Stable Diffusion, NovelAI, Machine Learning Art - AI art generation discussion and image dump

inception_state · Aug 13, 2024

Overly Serious said:
@verymuchawful Well you were right about what was possible. I was surprised at how able to run Flux locally I was.

It's a bit slow but doable. I'm getting around 1 iteration/sec with Flux Dev, fp16, on a 4090. It's using about 22 GB of VRAM though.

The Tall Man said:
Can someone who played around with Flux tell me if it can copy artists style and does it know specific people?
Could it create a drawing of George Floyd punching Elizabeth Olsen in the stomach in the style of Todd McFarlane?

It seems like we will need LoRAs for specific people and styles. It's awful at celebrities, likely intentionally. It's okay at generic styles, but not specific artist styles. Eg. putting in your prompt it returned:

The composition and relation between objects is a huge improvement though. It's much closer to the Microsoft image generator in terms of being able to accurately depict how things in the image relate to each other. Once we get some fine-tunes and LoRAs it's going to be incredible.

Eg.

draw a cartoon of a clown riding on a unicycle, juggling a torch, a sword, and a bowling ball.

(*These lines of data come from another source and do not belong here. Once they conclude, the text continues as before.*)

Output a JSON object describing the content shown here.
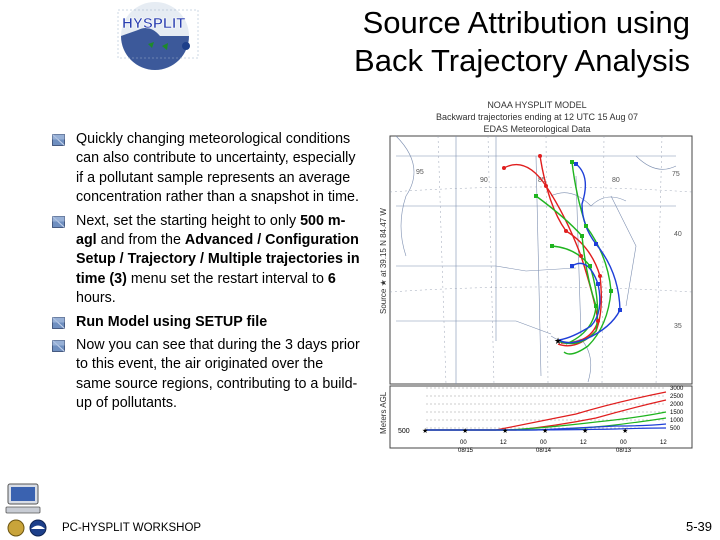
{
  "logo": {
    "text": "HYSPLIT"
  },
  "title": {
    "line1": "Source Attribution using",
    "line2": "Back Trajectory Analysis"
  },
  "bullets": [
    {
      "parts": [
        {
          "t": "Quickly changing meteorological conditions can also contribute to uncertainty, especially if a pollutant sample represents an average concentration rather than a snapshot in time.",
          "b": false
        }
      ]
    },
    {
      "parts": [
        {
          "t": "Next, set the starting height to only ",
          "b": false
        },
        {
          "t": "500 m-agl",
          "b": true
        },
        {
          "t": " and from the ",
          "b": false
        },
        {
          "t": "Advanced / Configuration Setup / Trajectory / Multiple trajectories in time (3)",
          "b": true
        },
        {
          "t": " menu set the restart interval to ",
          "b": false
        },
        {
          "t": "6",
          "b": true
        },
        {
          "t": " hours.",
          "b": false
        }
      ]
    },
    {
      "parts": [
        {
          "t": "Run Model using SETUP file",
          "b": true
        }
      ]
    },
    {
      "parts": [
        {
          "t": "Now you can see that during the 3 days prior to this event, the air originated over the same source regions, contributing to a build-up of pollutants.",
          "b": false
        }
      ]
    }
  ],
  "plot": {
    "header1": "NOAA HYSPLIT MODEL",
    "header2": "Backward trajectories ending at 12 UTC 15 Aug 07",
    "header3": "EDAS Meteorological Data",
    "side_label": "Source ★ at 39.15 N 84.47 W",
    "meters_label": "Meters AGL",
    "start_height": "500",
    "lon_labels": [
      "95",
      "90",
      "85",
      "80",
      "75"
    ],
    "lat_labels": [
      "40",
      "35"
    ],
    "height_ticks": [
      "3000",
      "2500",
      "2000",
      "1500",
      "1000",
      "500"
    ],
    "time_ticks": [
      "00",
      "12",
      "00",
      "12",
      "00",
      "12"
    ],
    "date_labels": [
      "08/15",
      "08/14",
      "08/13"
    ],
    "colors": {
      "red": "#e01e1e",
      "blue": "#1f3fd8",
      "green": "#1fb41f"
    }
  },
  "footer": {
    "left": "PC-HYSPLIT WORKSHOP",
    "right": "5-39"
  }
}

First try and it's dead-on.

whatever I feel like · Aug 13, 2024

inception_state said:
It's a bit slow but doable. I'm getting around 1 iteration/sec with Flux Dev, fp16, on a 4090. It's using about 22 GB of VRAM though.

It seems like we will need LoRAs for specific people and styles. It's awful at celebrities, likely intentionally. It's okay at generic styles, but not specific artist styles. Eg. putting in your prompt it returned:
View attachment 6304070

The composition and relation between objects is a huge improvement though. It's much closer to the Microsoft image generator in terms of being able to accurately depict how things in the image relate to each other. Once we get some fine-tunes and LoRAs it's going to be incredible.

Eg.

View attachment 6304060
First try and it's dead-on.

Mine gave me the same Bob Vila guy for Floyd, I wonder if something weird was in the images it trained on.

Maybe saying Family Guy style would have worked better than Seth McFarlane style.

Edit: I am now realizing that Todd is a very different McFarlane, so generic comicbook style is acceptable, if not perfect.

DeadwastePrime · Aug 13, 2024

inception_state said:
Eg.

First try and it's dead-on.

if we're being technical, the clown's legs arent peddling the thing

Train Operator · Aug 14, 2024

whatever I feel like said:
it can't draw an accurate Jar Jar Binks to save its life.

that's why pony is still king

whatever I feel like · Aug 14, 2024

Train Operator said:
that's why pony is still king

View attachment 6308557

Now have him lovingly embracing Shrek.

The Mass Shooter Ron Soye · Aug 14, 2024

Artists claim “big” win in copyright suit fighting AI image generators (archive)

In an order on Monday, US district judge William Orrick denied key parts of motions to dismiss from Stability AI, Midjourney, Runway AI, and DeviantArt. The court will now allow artists to proceed with discovery on claims that AI image generators relying on Stable Diffusion violate both the Copyright Act and the Lanham Act, which protects artists from commercial misuse of their names and unique styles.

Catgirl Tyranid · Aug 14, 2024

The Mass Shooter Ron Soye said:
Artists claim “big” win in copyright suit fighting AI image generators (archive)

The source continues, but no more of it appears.